IN THE LIGHT OF DARKNESS
Director Koel Sen
Genre Documentary
Location India
Language English, Hindi, Bengali
Running time 90 minutes
Stage of production in production
Country of production France, India, Germany
Year 2027
LOGLINE
Accused of plotting to assassinate India’s Prime Minister, political activist Shoma is imprisoned for six years without trial. Through letters to her incarcerated mother, her filmmaker daughter Koel pieces together a family history of resistance, revealing the personal cost of dissent in contemporary India.
SYNOPSIS
In the Light of Darkness unfolds through letters written by Koel, a 30-year-old documentary filmmaker, to her 60-year old activist mother in prison, Shoma. Through these personal letters she traces her own family history rooted in politics and untold family stories, uncovering the personal cost of revolution and the enduring strength of her parents’ love in the face of danger, sacrifice, and the political turmoil that defined their generation. Addressed directly to you, Koel’s letters to her mother form the film’s emotional spine: an archive of love, survival, and political inheritance.
The film opens with Koel’s first letter, written in shock. Koel recounts the raid on her childhood home and the sudden collapse of ordinary life. In court, a Public Prosecutor claims, ‘a Rajiv Gandhi-like assassination’ was being plotted in that house—her house. Koel struggles to comprehend how a space of books, warm-meals, and childhood routines is transformed into a crime scene. Koel documents her first journey to Pune to meet her mother in Police custody, confronting the shock of separation formalized by walls, guards, and time limits.
As the letters continue, the film moves between past and present—between dreams, memories, and the daily realities of imprisonment. Koel recalls growing up as the daughter of an activist, a life shaped by long absences, going for demonstrations, and a constant fear of losing her mother. Each letter encapsulated Koel’s many worlds – of that of prison logistics of survival: medicines, money orders; her personal life in Mumbai and a failing relationship; news about her mother’s case and court updates and public campaigns that place her private grief within a larger collective resistance. While her words remain hopeful, Koel herself begins to unravel, slipping into chronic depression and anxiety.
When the COVID-19 lockdown is announced, communication from prison abruptly stops. News dries up. Letters go unanswered. Visits are suspended. The film enters a long, unsettling silence mirroring both personal isolation and a nation under confinement. This pause breaks with a phone call—her mother’s voice heard for the first time—followed by video calls that restore her presence to the present tense.

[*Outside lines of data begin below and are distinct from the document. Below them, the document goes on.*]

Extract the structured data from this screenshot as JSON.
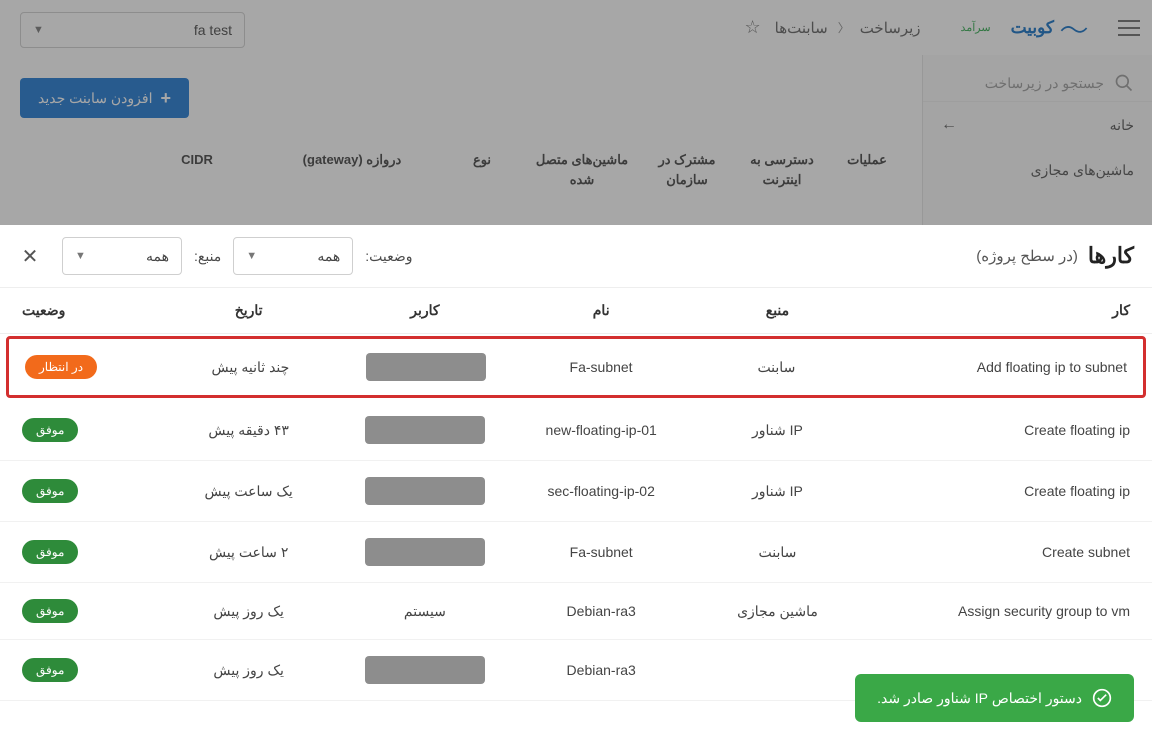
{
  "header": {
    "brand": "کوبیت",
    "sidebrand": "سرآمد",
    "crumb_root": "زیرساخت",
    "crumb_leaf": "سابنت‌ها",
    "project": "fa test"
  },
  "sidebar": {
    "search_placeholder": "جستجو در زیرساخت",
    "home": "خانه",
    "vms": "ماشین‌های مجازی"
  },
  "add_subnet": "افزودن سابنت جدید",
  "subnet_cols": {
    "ops": "عملیات",
    "internet": "دسترسی به اینترنت",
    "shared": "مشترک در سازمان",
    "machines": "ماشین‌های متصل شده",
    "type": "نوع",
    "gateway": "دروازه (gateway)",
    "cidr": "CIDR"
  },
  "tasks": {
    "title": "کارها",
    "scope": "(در سطح پروژه)",
    "status_label": "وضعیت:",
    "source_label": "منبع:",
    "all": "همه",
    "cols": {
      "task": "کار",
      "source": "منبع",
      "name": "نام",
      "user": "کاربر",
      "date": "تاریخ",
      "status": "وضعیت"
    },
    "rows": [
      {
        "task": "Add floating ip to subnet",
        "source": "سابنت",
        "name": "Fa-subnet",
        "user": "_blob",
        "date": "چند ثانیه پیش",
        "status": "pending",
        "status_label": "در انتظار",
        "hl": true
      },
      {
        "task": "Create floating ip",
        "source": "IP شناور",
        "name": "new-floating-ip-01",
        "user": "_blob",
        "date": "۴۳ دقیقه پیش",
        "status": "success",
        "status_label": "موفق"
      },
      {
        "task": "Create floating ip",
        "source": "IP شناور",
        "name": "sec-floating-ip-02",
        "user": "_blob",
        "date": "یک ساعت پیش",
        "status": "success",
        "status_label": "موفق"
      },
      {
        "task": "Create subnet",
        "source": "سابنت",
        "name": "Fa-subnet",
        "user": "_blob",
        "date": "۲ ساعت پیش",
        "status": "success",
        "status_label": "موفق"
      },
      {
        "task": "Assign security group to vm",
        "source": "ماشین مجازی",
        "name": "Debian-ra3",
        "user": "سیستم",
        "date": "یک روز پیش",
        "status": "success",
        "status_label": "موفق"
      },
      {
        "task": "",
        "source": "",
        "name": "Debian-ra3",
        "user": "_blob",
        "date": "یک روز پیش",
        "status": "success",
        "status_label": "موفق"
      }
    ]
  },
  "toast": "دستور اختصاص IP شناور صادر شد."
}
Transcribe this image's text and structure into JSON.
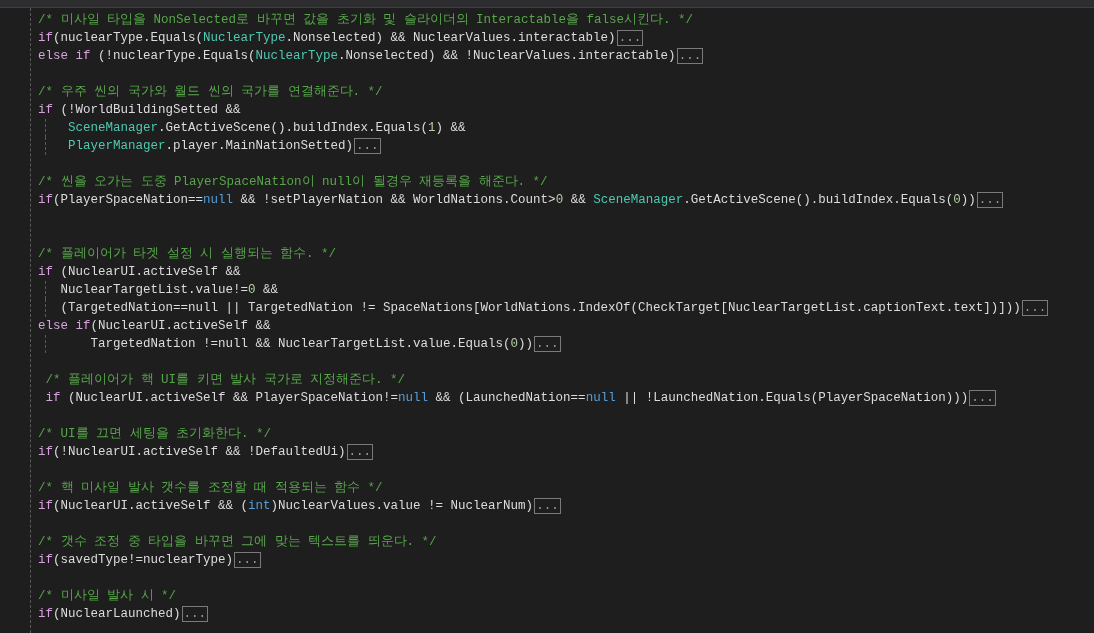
{
  "lines": [
    {
      "kind": "code",
      "guide": false,
      "tokens": [
        {
          "kind": "comment",
          "text": "/* 미사일 타입을 NonSelected로 바꾸면 값을 초기화 및 슬라이더의 Interactable을 false시킨다. */"
        }
      ]
    },
    {
      "kind": "code",
      "guide": false,
      "fold": "...",
      "tokens": [
        {
          "kind": "keyword",
          "text": "if"
        },
        {
          "kind": "plain",
          "text": "(nuclearType.Equals("
        },
        {
          "kind": "type",
          "text": "NuclearType"
        },
        {
          "kind": "plain",
          "text": ".Nonselected) && NuclearValues.interactable)"
        }
      ]
    },
    {
      "kind": "code",
      "guide": false,
      "fold": "...",
      "tokens": [
        {
          "kind": "keyword",
          "text": "else if"
        },
        {
          "kind": "plain",
          "text": " (!nuclearType.Equals("
        },
        {
          "kind": "type",
          "text": "NuclearType"
        },
        {
          "kind": "plain",
          "text": ".Nonselected) && !NuclearValues.interactable)"
        }
      ]
    },
    {
      "kind": "blank",
      "guide": false
    },
    {
      "kind": "code",
      "guide": false,
      "tokens": [
        {
          "kind": "comment",
          "text": "/* 우주 씬의 국가와 월드 씬의 국가를 연결해준다. */"
        }
      ]
    },
    {
      "kind": "code",
      "guide": false,
      "tokens": [
        {
          "kind": "keyword",
          "text": "if"
        },
        {
          "kind": "plain",
          "text": " (!WorldBuildingSetted &&"
        }
      ]
    },
    {
      "kind": "code",
      "guide": true,
      "tokens": [
        {
          "kind": "type",
          "text": "    SceneManager"
        },
        {
          "kind": "plain",
          "text": ".GetActiveScene().buildIndex.Equals("
        },
        {
          "kind": "number",
          "text": "1"
        },
        {
          "kind": "plain",
          "text": ") &&"
        }
      ]
    },
    {
      "kind": "code",
      "guide": true,
      "fold": "...",
      "tokens": [
        {
          "kind": "type",
          "text": "    PlayerManager"
        },
        {
          "kind": "plain",
          "text": ".player.MainNationSetted)"
        }
      ]
    },
    {
      "kind": "blank",
      "guide": false
    },
    {
      "kind": "code",
      "guide": false,
      "tokens": [
        {
          "kind": "comment",
          "text": "/* 씬을 오가는 도중 PlayerSpaceNation이 null이 될경우 재등록을 해준다. */"
        }
      ]
    },
    {
      "kind": "code",
      "guide": false,
      "fold": "...",
      "tokens": [
        {
          "kind": "keyword",
          "text": "if"
        },
        {
          "kind": "plain",
          "text": "(PlayerSpaceNation=="
        },
        {
          "kind": "literal",
          "text": "null"
        },
        {
          "kind": "plain",
          "text": " && !setPlayerNation && WorldNations.Count>"
        },
        {
          "kind": "number",
          "text": "0"
        },
        {
          "kind": "plain",
          "text": " && "
        },
        {
          "kind": "type",
          "text": "SceneManager"
        },
        {
          "kind": "plain",
          "text": ".GetActiveScene().buildIndex.Equals("
        },
        {
          "kind": "number",
          "text": "0"
        },
        {
          "kind": "plain",
          "text": "))"
        }
      ]
    },
    {
      "kind": "blank",
      "guide": false
    },
    {
      "kind": "blank",
      "guide": false
    },
    {
      "kind": "code",
      "guide": false,
      "tokens": [
        {
          "kind": "comment",
          "text": "/* 플레이어가 타겟 설정 시 실행되는 함수. */"
        }
      ]
    },
    {
      "kind": "code",
      "guide": false,
      "tokens": [
        {
          "kind": "keyword",
          "text": "if"
        },
        {
          "kind": "plain",
          "text": " (NuclearUI.activeSelf &&"
        }
      ]
    },
    {
      "kind": "code",
      "guide": true,
      "tokens": [
        {
          "kind": "plain",
          "text": "   NuclearTargetList.value!="
        },
        {
          "kind": "number",
          "text": "0"
        },
        {
          "kind": "plain",
          "text": " &&"
        }
      ]
    },
    {
      "kind": "code",
      "guide": true,
      "fold": "...",
      "tokens": [
        {
          "kind": "plain",
          "text": "   (TargetedNation==null || TargetedNation != SpaceNations[WorldNations.IndexOf(CheckTarget[NuclearTargetList.captionText.text])]))"
        }
      ]
    },
    {
      "kind": "code",
      "guide": false,
      "tokens": [
        {
          "kind": "keyword",
          "text": "else if"
        },
        {
          "kind": "plain",
          "text": "(NuclearUI.activeSelf &&"
        }
      ]
    },
    {
      "kind": "code",
      "guide": true,
      "fold": "...",
      "tokens": [
        {
          "kind": "plain",
          "text": "       TargetedNation !=null && NuclearTargetList.value.Equals("
        },
        {
          "kind": "number",
          "text": "0"
        },
        {
          "kind": "plain",
          "text": "))"
        }
      ]
    },
    {
      "kind": "blank",
      "guide": false
    },
    {
      "kind": "code",
      "guide": false,
      "tokens": [
        {
          "kind": "comment",
          "text": " /* 플레이어가 핵 UI를 키면 발사 국가로 지정해준다. */"
        }
      ]
    },
    {
      "kind": "code",
      "guide": false,
      "fold": "...",
      "tokens": [
        {
          "kind": "keyword",
          "text": " if"
        },
        {
          "kind": "plain",
          "text": " (NuclearUI.activeSelf && PlayerSpaceNation!="
        },
        {
          "kind": "literal",
          "text": "null"
        },
        {
          "kind": "plain",
          "text": " && (LaunchedNation=="
        },
        {
          "kind": "literal",
          "text": "null"
        },
        {
          "kind": "plain",
          "text": " || !LaunchedNation.Equals(PlayerSpaceNation)))"
        }
      ]
    },
    {
      "kind": "blank",
      "guide": false
    },
    {
      "kind": "code",
      "guide": false,
      "tokens": [
        {
          "kind": "comment",
          "text": "/* UI를 끄면 세팅을 초기화한다. */"
        }
      ]
    },
    {
      "kind": "code",
      "guide": false,
      "fold": "...",
      "tokens": [
        {
          "kind": "keyword",
          "text": "if"
        },
        {
          "kind": "plain",
          "text": "(!NuclearUI.activeSelf && !DefaultedUi)"
        }
      ]
    },
    {
      "kind": "blank",
      "guide": false
    },
    {
      "kind": "code",
      "guide": false,
      "tokens": [
        {
          "kind": "comment",
          "text": "/* 핵 미사일 발사 갯수를 조정할 때 적용되는 함수 */"
        }
      ]
    },
    {
      "kind": "code",
      "guide": false,
      "fold": "...",
      "tokens": [
        {
          "kind": "keyword",
          "text": "if"
        },
        {
          "kind": "plain",
          "text": "(NuclearUI.activeSelf && ("
        },
        {
          "kind": "literal",
          "text": "int"
        },
        {
          "kind": "plain",
          "text": ")NuclearValues.value != NuclearNum)"
        }
      ]
    },
    {
      "kind": "blank",
      "guide": false
    },
    {
      "kind": "code",
      "guide": false,
      "tokens": [
        {
          "kind": "comment",
          "text": "/* 갯수 조정 중 타입을 바꾸면 그에 맞는 텍스트를 띄운다. */"
        }
      ]
    },
    {
      "kind": "code",
      "guide": false,
      "fold": "...",
      "tokens": [
        {
          "kind": "keyword",
          "text": "if"
        },
        {
          "kind": "plain",
          "text": "(savedType!=nuclearType)"
        }
      ]
    },
    {
      "kind": "blank",
      "guide": false
    },
    {
      "kind": "code",
      "guide": false,
      "tokens": [
        {
          "kind": "comment",
          "text": "/* 미사일 발사 시 */"
        }
      ]
    },
    {
      "kind": "code",
      "guide": false,
      "fold": "...",
      "tokens": [
        {
          "kind": "keyword",
          "text": "if"
        },
        {
          "kind": "plain",
          "text": "(NuclearLaunched)"
        }
      ]
    }
  ]
}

On 12 April 2024, after six years, Koel’s mother was released on bail. Koel captures the moment on her phone—trembling, imperfect, real. The film ends with a quiet epilogue of reunion and fragile normalcy, while reminding us that the struggle continues, and many others like her mother still remain imprisoned.
DIRECTOR — Koel Sen
Koel Sen is a filmmaker, artist and producer from India who is currently an artist-in-residence at the Halle14 in Leipzig, where she is working on her current documentary project. In her film work Koel combines film-footage (original and found), personal archives, text, still images and new media to explore collective memory, marginalised histories, and women’s role in political movements in India. She was recently selected at IDFAcademy 2025. A Berlinale Talent (2023), Koel developed In the Light of Darkness at the Doc Station. She was awarded the ‘maecenia’ Grant for women artists in Frankfurt (2023). Koel has also presented her project at the DOK Leipzig (2022) and has also been an artist-in-residence at the ADKDW, Cologne (2022). An alumna of the Film & Television Institute of India (FTII) and La FÉMIS, Paris, Koel’s films have screened globally at film-festivals and art platforms. Her shortdocumentary Bahava won the Emerging Talent Award at IAWRT Philippines and screened at the Grenoble Indian Film Festival (2021). Her short fiction Valay premiered at IDSFFK, Kerala (2019).